When your doors open, be sure to greet everyone with enthusiasm. Place a “Welcome Back, We Missed You” sign in the parking lot and, just to add a little “WOW” factor, give them a free can of balls for their first game. Though most will be thrilled to be back, be sure to prepare yourself (and your team) for those members who are still feeling the effects of the crisis. Some may have lost their jobs or a loved one. Many may be facing financial problems or even dealing with a bout of PTSD.
For those who are struggling, their fuse may be short. Little things might set them off, and you and your team may be the closest targets. When you see an irate player charging your way, keep the following in mind:
- Stay calm. Take a deep breath, prepare for the onslaught and remind yourself to keep your cool.
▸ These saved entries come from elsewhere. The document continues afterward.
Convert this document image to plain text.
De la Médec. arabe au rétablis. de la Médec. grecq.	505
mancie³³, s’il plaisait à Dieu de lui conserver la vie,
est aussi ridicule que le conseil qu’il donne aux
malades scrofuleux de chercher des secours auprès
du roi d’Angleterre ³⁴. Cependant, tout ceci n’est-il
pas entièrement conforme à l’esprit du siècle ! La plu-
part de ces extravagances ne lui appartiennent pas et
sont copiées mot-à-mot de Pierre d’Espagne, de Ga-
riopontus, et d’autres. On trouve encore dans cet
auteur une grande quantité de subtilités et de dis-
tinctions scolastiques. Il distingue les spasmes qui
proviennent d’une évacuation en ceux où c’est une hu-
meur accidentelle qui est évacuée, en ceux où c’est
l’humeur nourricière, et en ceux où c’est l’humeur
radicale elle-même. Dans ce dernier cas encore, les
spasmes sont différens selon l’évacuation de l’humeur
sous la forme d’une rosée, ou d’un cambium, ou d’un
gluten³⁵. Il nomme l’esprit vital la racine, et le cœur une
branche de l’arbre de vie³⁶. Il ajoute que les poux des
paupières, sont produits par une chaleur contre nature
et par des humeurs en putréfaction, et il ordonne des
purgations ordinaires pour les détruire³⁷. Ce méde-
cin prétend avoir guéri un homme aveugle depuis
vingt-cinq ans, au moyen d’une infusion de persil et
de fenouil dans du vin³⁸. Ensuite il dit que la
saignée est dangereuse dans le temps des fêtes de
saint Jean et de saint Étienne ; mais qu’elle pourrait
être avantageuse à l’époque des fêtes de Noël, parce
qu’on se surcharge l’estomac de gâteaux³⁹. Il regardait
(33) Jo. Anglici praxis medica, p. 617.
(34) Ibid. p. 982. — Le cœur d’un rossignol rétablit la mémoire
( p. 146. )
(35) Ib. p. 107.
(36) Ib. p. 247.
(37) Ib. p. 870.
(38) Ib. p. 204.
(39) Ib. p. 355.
- Let them get it out. The front desk or club lobby is not an appropriate place to have this discussion, so move to a private area and let them vent. As they’re speaking, show them you’re paying attention and are interested in what they have to say. Look them in the eye, nod your head and occasionally say things like, “Yes” or “OK” or “I see.” Above all, do not interrupt.
- Acknowledge their complaint. Whether you agree or disagree with their issue, you must acknowledge it as an issue. Don’t disagree, and above all, don’t argue. It’s a battle you can’t win. The customer may not always be right—but that doesn’t matter. You may be able to prove them wrong, but that will only make them angrier, at which point they’ll take their business elsewhere.
- Apologize. Something has made them unhappy and, for that, you must apologize. “I’m so sorry this happened. Let’s see what we can do.”
- Fix it. You’ve listened and consoled. That’s great, but now what are you going to do about it? Your customer wants a solution, and they want it quickly. Involve them in solving the problem, and as you work toward a solution, use phrases like: “I understand why you …” or “I think we should …” or “Would it work for you if …?” Avoid words and phrases like: “Can’t,” “But,” “You should have …” “The only thing we can do is …”
Go the extra mile
Keep in mind that your job is not done once you’ve solved the problem. Exceptional clubs take their customer service to the next level as a way to apologize for the hassle. It could be a gift certificate to the pro shop, a complimentary lesson or a V.I.P. pass for court time. Little things such as this tell your members you care about them—and that will keep them coming back.
Finally, don’t hold a grudge. Though the situation may have been uncomfortable, it’s over and you still want your member to feel comfortable coming to the club. The next time you see them, greet them with a smile and act as if nothing happened.
Greg Moran is the Owner/Director of Tennis at Four Seasons Racquet Club in Wilton, Conn.